Paper long abstract:
This paper addresses the discourses on Swedish-language vernacular magical healing in Ostrobothnia, Finland, at the turn of the 20th century. In the same medical market, both vernacular healers and physicians attracted patients with different healing schemas. Whereas traditional healers based their healing on traditional knowledge of where the illnesses came from and how they could be healed, physicians who were just arriving to the local medical market based their knowledge on theory-based medicine. In the local vernacular narratives about famous healers they were associated with sin and were gossiped of making a deal with the Devil. Nevertheless, the vernacular narratives portray these healers as more efficient in healing than physicians. Newspapers of the time, however, promoted narratives of healing that described these “quacks” as less efficient than academically-trained physicians or even lethal with their healing.
These diverse narratives of healing and medicine represent a breaking point in the local history when traditional healing methods and authorities were giving room in the medical market for emerging theory-based healing brought by the modernization process.
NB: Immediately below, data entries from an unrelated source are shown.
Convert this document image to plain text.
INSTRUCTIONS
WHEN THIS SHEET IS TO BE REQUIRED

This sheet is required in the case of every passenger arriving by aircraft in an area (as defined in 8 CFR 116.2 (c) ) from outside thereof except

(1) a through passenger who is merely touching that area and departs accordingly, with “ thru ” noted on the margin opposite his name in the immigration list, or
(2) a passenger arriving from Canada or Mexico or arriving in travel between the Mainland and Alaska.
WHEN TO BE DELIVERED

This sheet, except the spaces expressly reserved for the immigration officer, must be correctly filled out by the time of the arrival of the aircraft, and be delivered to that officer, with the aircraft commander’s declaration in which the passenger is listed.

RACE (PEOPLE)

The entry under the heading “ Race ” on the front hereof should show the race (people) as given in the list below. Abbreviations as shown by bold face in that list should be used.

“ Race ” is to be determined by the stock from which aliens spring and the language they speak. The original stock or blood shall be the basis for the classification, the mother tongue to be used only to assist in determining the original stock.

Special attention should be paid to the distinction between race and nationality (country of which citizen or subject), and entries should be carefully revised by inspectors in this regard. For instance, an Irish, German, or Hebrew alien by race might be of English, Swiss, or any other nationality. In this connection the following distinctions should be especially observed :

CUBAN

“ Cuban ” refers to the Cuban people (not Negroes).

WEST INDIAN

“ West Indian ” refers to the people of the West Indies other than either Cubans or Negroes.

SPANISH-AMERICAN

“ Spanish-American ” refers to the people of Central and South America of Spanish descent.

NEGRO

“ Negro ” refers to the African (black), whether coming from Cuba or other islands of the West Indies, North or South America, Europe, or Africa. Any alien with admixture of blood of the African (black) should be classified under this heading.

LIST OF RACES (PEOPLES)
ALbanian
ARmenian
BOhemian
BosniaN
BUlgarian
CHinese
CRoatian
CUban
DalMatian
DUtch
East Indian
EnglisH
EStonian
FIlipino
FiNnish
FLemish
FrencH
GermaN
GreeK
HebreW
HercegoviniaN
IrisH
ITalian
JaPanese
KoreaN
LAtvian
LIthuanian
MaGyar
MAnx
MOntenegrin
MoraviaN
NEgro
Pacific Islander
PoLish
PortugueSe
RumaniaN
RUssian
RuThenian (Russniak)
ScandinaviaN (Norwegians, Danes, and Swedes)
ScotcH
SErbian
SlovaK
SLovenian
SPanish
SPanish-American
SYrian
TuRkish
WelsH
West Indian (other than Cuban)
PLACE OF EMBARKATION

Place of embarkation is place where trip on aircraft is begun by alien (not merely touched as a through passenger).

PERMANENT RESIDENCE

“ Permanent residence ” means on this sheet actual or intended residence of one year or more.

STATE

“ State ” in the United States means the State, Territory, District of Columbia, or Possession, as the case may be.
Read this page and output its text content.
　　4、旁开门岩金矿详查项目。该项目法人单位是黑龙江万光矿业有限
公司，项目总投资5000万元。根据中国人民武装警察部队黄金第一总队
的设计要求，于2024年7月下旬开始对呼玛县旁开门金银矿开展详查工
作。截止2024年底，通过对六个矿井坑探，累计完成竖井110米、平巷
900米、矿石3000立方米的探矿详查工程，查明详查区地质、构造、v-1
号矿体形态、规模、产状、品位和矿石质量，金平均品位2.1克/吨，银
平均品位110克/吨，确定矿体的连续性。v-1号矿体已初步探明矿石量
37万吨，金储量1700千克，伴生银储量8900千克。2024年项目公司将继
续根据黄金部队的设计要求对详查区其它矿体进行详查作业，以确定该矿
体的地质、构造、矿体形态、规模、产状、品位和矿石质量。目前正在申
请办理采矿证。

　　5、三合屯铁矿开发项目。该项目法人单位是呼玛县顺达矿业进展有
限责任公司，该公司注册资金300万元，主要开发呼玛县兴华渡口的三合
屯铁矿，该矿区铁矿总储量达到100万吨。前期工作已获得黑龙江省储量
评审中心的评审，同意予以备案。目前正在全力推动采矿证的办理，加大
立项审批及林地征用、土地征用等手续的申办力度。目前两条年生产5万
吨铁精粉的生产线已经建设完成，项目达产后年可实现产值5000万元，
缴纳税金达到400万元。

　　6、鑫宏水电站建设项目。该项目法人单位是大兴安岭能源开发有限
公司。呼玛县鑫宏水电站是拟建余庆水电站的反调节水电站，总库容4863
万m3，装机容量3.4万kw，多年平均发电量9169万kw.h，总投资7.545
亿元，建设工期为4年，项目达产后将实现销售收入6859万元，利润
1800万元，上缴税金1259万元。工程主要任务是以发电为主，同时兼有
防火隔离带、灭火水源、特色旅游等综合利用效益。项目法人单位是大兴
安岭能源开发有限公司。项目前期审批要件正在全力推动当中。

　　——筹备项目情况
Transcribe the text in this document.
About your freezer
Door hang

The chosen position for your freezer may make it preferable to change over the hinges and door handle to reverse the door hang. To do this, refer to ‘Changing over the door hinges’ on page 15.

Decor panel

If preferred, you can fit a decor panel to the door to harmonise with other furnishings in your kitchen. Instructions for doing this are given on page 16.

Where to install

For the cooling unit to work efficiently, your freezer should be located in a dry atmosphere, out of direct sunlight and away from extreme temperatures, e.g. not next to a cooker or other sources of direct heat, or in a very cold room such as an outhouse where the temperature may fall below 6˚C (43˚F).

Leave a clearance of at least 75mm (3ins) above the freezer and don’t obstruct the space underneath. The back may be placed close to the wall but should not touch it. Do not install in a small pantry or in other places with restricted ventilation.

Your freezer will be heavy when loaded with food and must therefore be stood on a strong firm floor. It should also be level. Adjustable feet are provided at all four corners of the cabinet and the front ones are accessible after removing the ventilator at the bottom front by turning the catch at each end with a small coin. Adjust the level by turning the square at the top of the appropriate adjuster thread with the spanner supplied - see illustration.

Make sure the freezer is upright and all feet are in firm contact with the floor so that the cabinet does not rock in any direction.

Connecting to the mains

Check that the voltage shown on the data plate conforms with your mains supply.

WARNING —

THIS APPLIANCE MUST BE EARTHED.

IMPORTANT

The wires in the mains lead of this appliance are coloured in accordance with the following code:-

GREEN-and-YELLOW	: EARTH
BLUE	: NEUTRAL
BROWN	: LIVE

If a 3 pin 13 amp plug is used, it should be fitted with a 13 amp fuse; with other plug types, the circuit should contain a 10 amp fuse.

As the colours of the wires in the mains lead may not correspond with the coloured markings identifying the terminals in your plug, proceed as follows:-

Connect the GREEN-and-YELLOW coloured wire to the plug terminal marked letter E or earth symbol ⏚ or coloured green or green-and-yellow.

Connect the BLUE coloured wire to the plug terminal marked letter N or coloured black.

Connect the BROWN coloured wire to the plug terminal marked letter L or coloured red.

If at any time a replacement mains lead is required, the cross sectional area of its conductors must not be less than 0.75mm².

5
Narratives about magical healers aiding the physicians communicate resistance towards previously unknown kind of healing whereas newspapers articles, communicating elite discussion on healing, narrated a restrictive voice on medical authority. This papers surveys these conflicting, yet intertextual and genre-breaking narratives, with discourse analysis. It offers a new insight on vernacular healing models of the rural Swedish-speaking Ostrobothnia as well as an unique case study of narrated medical market that is going through a fundamental change.